# Wago 750-880, Klemme 750-652 und Elsner Wetterstation P03/3 Modbus und Codesys



## KillADackl (9 November 2017)

Hallo Leute,

ich verzweifle an der oben genannten Kombination. Habe die Wago 750-880 mit der frei konfigurierbaren Seriellen Schnittstelle im Einsatz.
Meines Empfindens nach richtig konfiguriert:
RS-485 halbduplex
19200 Baud
8 Datenbits
Parität gerade
1 Stopbit
kontinuierliches Senden aktiviert
kontinierliches Empfangen aktiviert / deaktiviert (beides mal testweise)

Meiner bescheidenen Meinung ebenfalls gemäß des WAGO - Anwendungshinweises Klemme und Wetterstation richtig verdrahtet.
Klemme in der Codesys als 8-Byte Klemme hinzugefügt.
Baustein FbModbusWeatherStation hinzugefügt und, soweit möglich und nötig, parametriert.

Ich bekomme aber keine Daten, und an der Wetterstation blinkt die Error-LED im ca. 3 Sekunden Rhythmus.
In der Codesys sehe ich in dem Programmbaustein den Fehler MB_TIME_OUT

Kabellänge zum Testen 2 Meter, Terminierung an der Wetterstation eingeschaltet.
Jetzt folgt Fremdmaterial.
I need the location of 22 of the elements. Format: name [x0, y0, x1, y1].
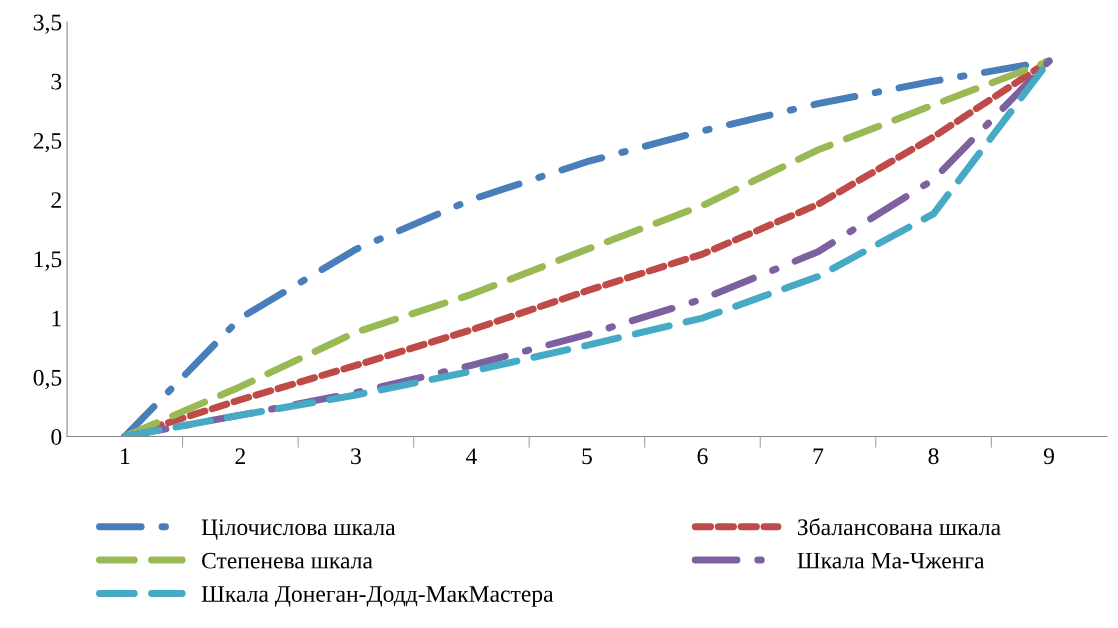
- legend-label: Степенева шкала: [202, 552, 373, 569]
- y-tick-label: 3,5: [33, 14, 62, 34]
- y-tick-label: 1,5: [34, 251, 62, 271]
- x-tick-label: 6: [697, 448, 708, 465]
- y-tick-label: 0,5: [33, 369, 62, 390]
- x-tick-label: 5: [582, 448, 592, 465]
- x-tick-label: 4: [465, 448, 477, 464]
- x-tick-label: 2: [235, 448, 245, 464]
- y-tick-label: 0: [51, 428, 62, 445]
- y-tick-label: 2: [51, 192, 61, 208]
- x-tick-label: 3: [351, 448, 361, 465]
- x-tick-label: 8: [928, 448, 939, 465]
- legend-label: Шкала Ма-Чженга: [797, 552, 985, 569]
- y-tick-label: 1: [52, 310, 61, 327]
- legend-label: Шкала Донеган-Додд-МакМастера: [201, 586, 554, 607]
- x-tick-label: 9: [1043, 448, 1054, 465]
- x-tick-label: 1: [121, 448, 130, 464]
- legend-label: Цілочислова шкала: [201, 519, 396, 541]
- y-tick-label: 3: [51, 73, 62, 90]
- x-tick-label: 7: [813, 448, 824, 464]
- y-tick-label: 2,5: [33, 132, 62, 153]
- legend-label: Збалансована шкала: [797, 518, 1001, 536]
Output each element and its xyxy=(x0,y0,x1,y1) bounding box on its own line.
Habe alles, was mit einfällt probiert, sogar mal andere Adern getauscht um eine Defekte auszuschließen.
Ich möchte mir aber nicht extra die Klemme 750-653/003-000 zum Testen kaufen, diese ist zwar in dem Leitfaden als Beispiel erwähnt,
aber ebenfalls die 750-652 als zugelassene Klemme. 
Hat jemand diese Konstellation funktionierend im Einsatz? Das muss doch irgendwie gewhen!

Danke und viele Grüße,

Bernd


----------



## KillADackl (10 November 2017)

Nach Stöbern im Forum habe ich noch einen Thread gefunden und mal A und B vertauscht. Das scheint es gewesen zu sein. 
Ich würde mal feststellen, daß hier die Dokumentation falsch ist. 

Viele Grüße!


----------